Lima, 21 de julio del 2005

El día de hoy el Tribunal Constitucional (TC) ha expedido una notable sentencia que declara la inconstitucionalidad de la ley 28568, que equiparó indebidamente el arresto domiciliario con la detención preventiva y la pena privativa de la libertad. Como se sabe, la referida ley fue aprobada, no observada, promulgada y aplicada, con presurosa y cuestionable actuación de los tres Poderes del Estado (Legislativo, Ejecutivo y Judicial), en irregular beneficio de los hermanos Moisés y Alex Wolfenson, quienes venían cumpliendo penas de cinco años de cárcel por la comisión de delitos de corrupción.

Se trata de un fallo memorable, que contribuye decisivamente a devolver a la ciudadanía la confianza en las instituciones públicas, en particular en el supremo intérprete de la Constitución. Celebramos el que exista en el Perú un último bastión de defensa del orden constitucional y de afirmación de los valores y principios, ciertamente consagrados en la Carta Magna, que deben orientar la lucha contra la corrupción.

Y es que la parte resolutiva de la sentencia del TC no sólo declara la inconstitucionalidad de la “identidad matemática” (fundamento 24) entre arresto domiciliario y pena privativa de libertad pretendida por la ley, sino que además establece, de manera explícita, que “ningún juez o magistrado de la República puede aplicar el precepto impugnado, por haber cesado en sus efectos” (punto 2.b del fallo).

Dos consecuencias, de primera importancia, se deducen de esta decisión. En primer término, las solicitudes de aplicación de la ley ahora declarada inconstitucional, que aún no han sido resueltas, “deberán ser desestimadas, por haber cesado los efectos inconstitucionales de la ley impugnada” (ibíd.). Y, en segundo lugar, los jueces o magistrados que vengan tramitando medios impugnatorios o de nulidad en los que se reclame la revisión de resoluciones judiciales que aplicaron el precepto impugnado, “deberán estimar los recursos y declarar nulas dichas resoluciones judiciales, por no poder conceder efecto alguno a una disposición declarada inconstitucional por el Tribunal Constitucional” (ibíd.).

Es más, el TC precisa que las citadas obligaciones de los jueces y magistrados son exigibles “incluso antes de la publicación de esta sentencia en el diario oficial El Peruano, pues los criterios jurisprudenciales vertidos en relación con las sustanciales diferencias entre el arresto domiciliario y la detención judicial preventiva, imponen la aplicación del control difuso contra la ley impugnada” (ibíd.).

De este modo, el TC corrige la sublevante situación creada por la ley 28568 y su irregular aplicación judicial por el vocal Robinson Gonzáles y sus colegas de la Primera Sala Penal Transitoria de la Corte Suprema, y establece un férreo candado jurídico que imposibilita que esta ley produzca cualquier clase de efectos legales a favor de los corruptos y otros delincuentes.

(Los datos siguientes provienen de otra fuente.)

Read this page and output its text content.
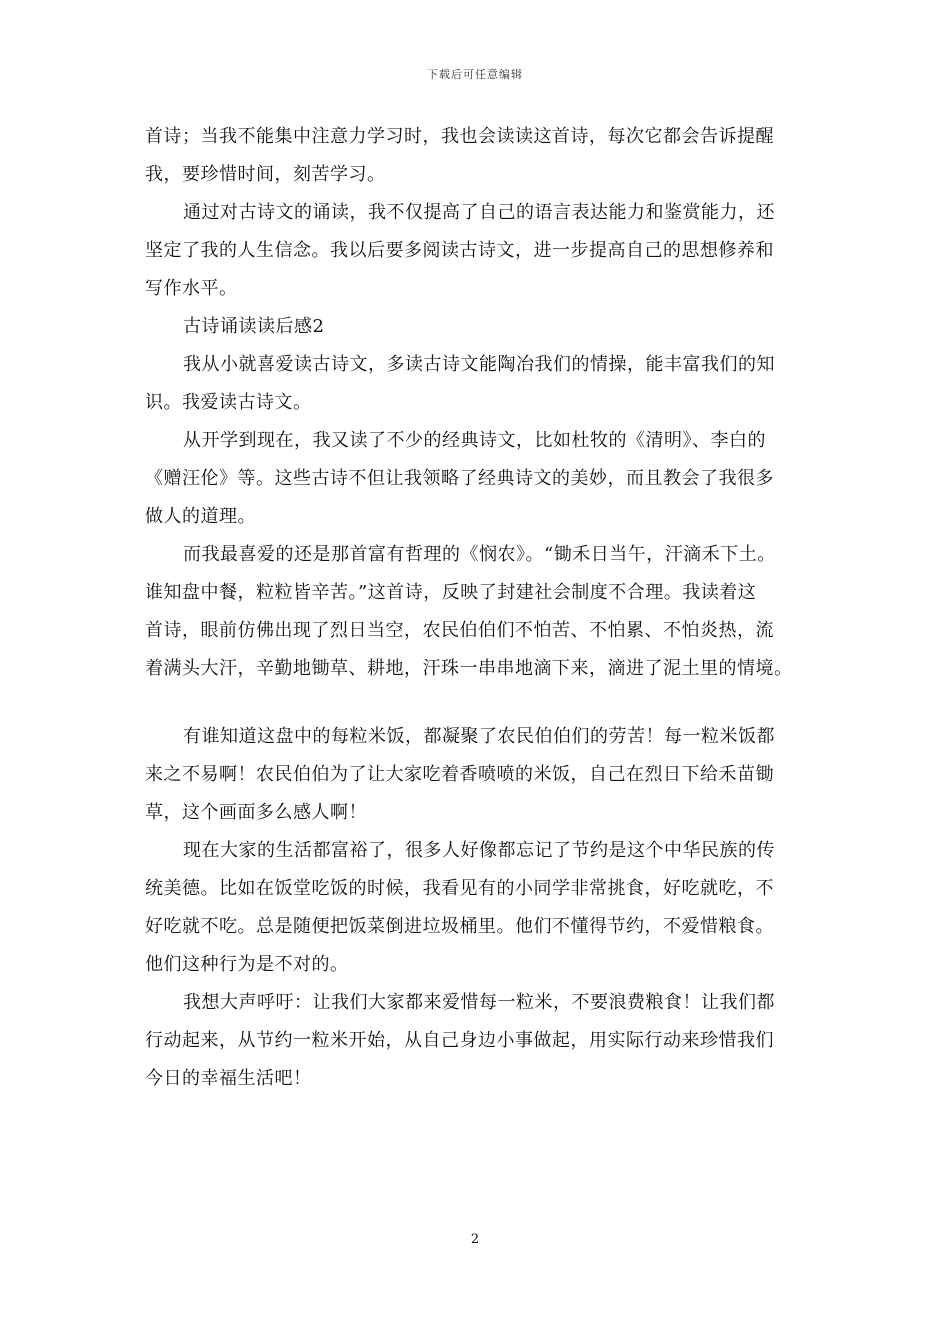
下载后可任意编辑
首诗；当我不能集中注意力学习时，我也会读读这首诗，每次它都会告诉提醒
我，要珍惜时间，刻苦学习。
通过对古诗文的诵读，我不仅提高了自己的语言表达能力和鉴赏能力，还
坚定了我的人生信念。我以后要多阅读古诗文，进一步提高自己的思想修养和
写作水平。
古诗诵读读后感2
我从小就喜爱读古诗文，多读古诗文能陶冶我们的情操，能丰富我们的知
识。我爱读古诗文。
从开学到现在，我又读了不少的经典诗文，比如杜牧的《清明》、李白的
《赠汪伦》等。这些古诗不但让我领略了经典诗文的美妙，而且教会了我很多
做人的道理。
而我最喜爱的还是那首富有哲理的《悯农》。“锄禾日当午，汗滴禾下土。
谁知盘中餐，粒粒皆辛苦。”这首诗，反映了封建社会制度不合理。我读着这
首诗，眼前仿佛出现了烈日当空，农民伯伯们不怕苦、不怕累、不怕炎热，流
着满头大汗，辛勤地锄草、耕地，汗珠一串串地滴下来，滴进了泥土里的情境。
有谁知道这盘中的每粒米饭，都凝聚了农民伯伯们的劳苦！每一粒米饭都
来之不易啊！农民伯伯为了让大家吃着香喷喷的米饭，自己在烈日下给禾苗锄
草，这个画面多么感人啊！
现在大家的生活都富裕了，很多人好像都忘记了节约是这个中华民族的传
统美德。比如在饭堂吃饭的时候，我看见有的小同学非常挑食，好吃就吃，不
好吃就不吃。总是随便把饭菜倒进垃圾桶里。他们不懂得节约，不爱惜粮食。
他们这种行为是不对的。
我想大声呼吁：让我们大家都来爱惜每一粒米，不要浪费粮食！让我们都
行动起来，从节约一粒米开始，从自己身边小事做起，用实际行动来珍惜我们
今日的幸福生活吧！
2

Así, por ejemplo, en el caso de la indebida excarcelación de los hermanos Wolfenson, en que la Procuraduría Anticorrupción ha interpuesto un recurso de nulidad contra la medida dictada por la Primera Sala Penal Transitoria de la Corte Suprema, dicho recurso deberá ser declarado fundado y, por ende, deberá ser anulada la orden de excarcelación que se sustentó en la inconstitucional equiparación entre arresto domiciliario y pena privativa de la libertad.

La sólida argumentación jurídica de la sentencia del TC se ha basado principalmente en que la ley vulnera el principio de igualdad (fundamento 25, entre otros) y lesiona los fines de la pena y del régimen penitenciario dentro de un Estado social y democrático de derecho (fundamento 42, entre otros), ambos garantizados por la Constitución, así como en la necesidad de que los jueces y tribunales de la República apliquen de manera estricta la jurisprudencia del TC.

Desde Justicia Viva saludamos la histórica sentencia del TC y su firme compromiso de decir “¡basta ya!” a la corrupción. Esperamos que los poderes públicos se hagan eco de este importante precedente y de su magisterio jurídico y ético, en particular considerando lo señalado por el supremo intérprete de la Constitución, en el sentido de “lamenta[r] que el Congreso de la República, el Poder Ejecutivo y el Poder Judicial no hayan advertido el serio daño a la lucha contra la corrupción que la ley impugnada cometía, así como la manifiesta inconstitucionalidad en que incurría” (fundamento 64).

Es, pues, hora de enmendar errores y sumar esfuerzos desde todas las instituciones públicas, en consonancia con lo establecido por el TC (y lo exigido por la ciudadanía), para una auténtica lucha contra la corrupción.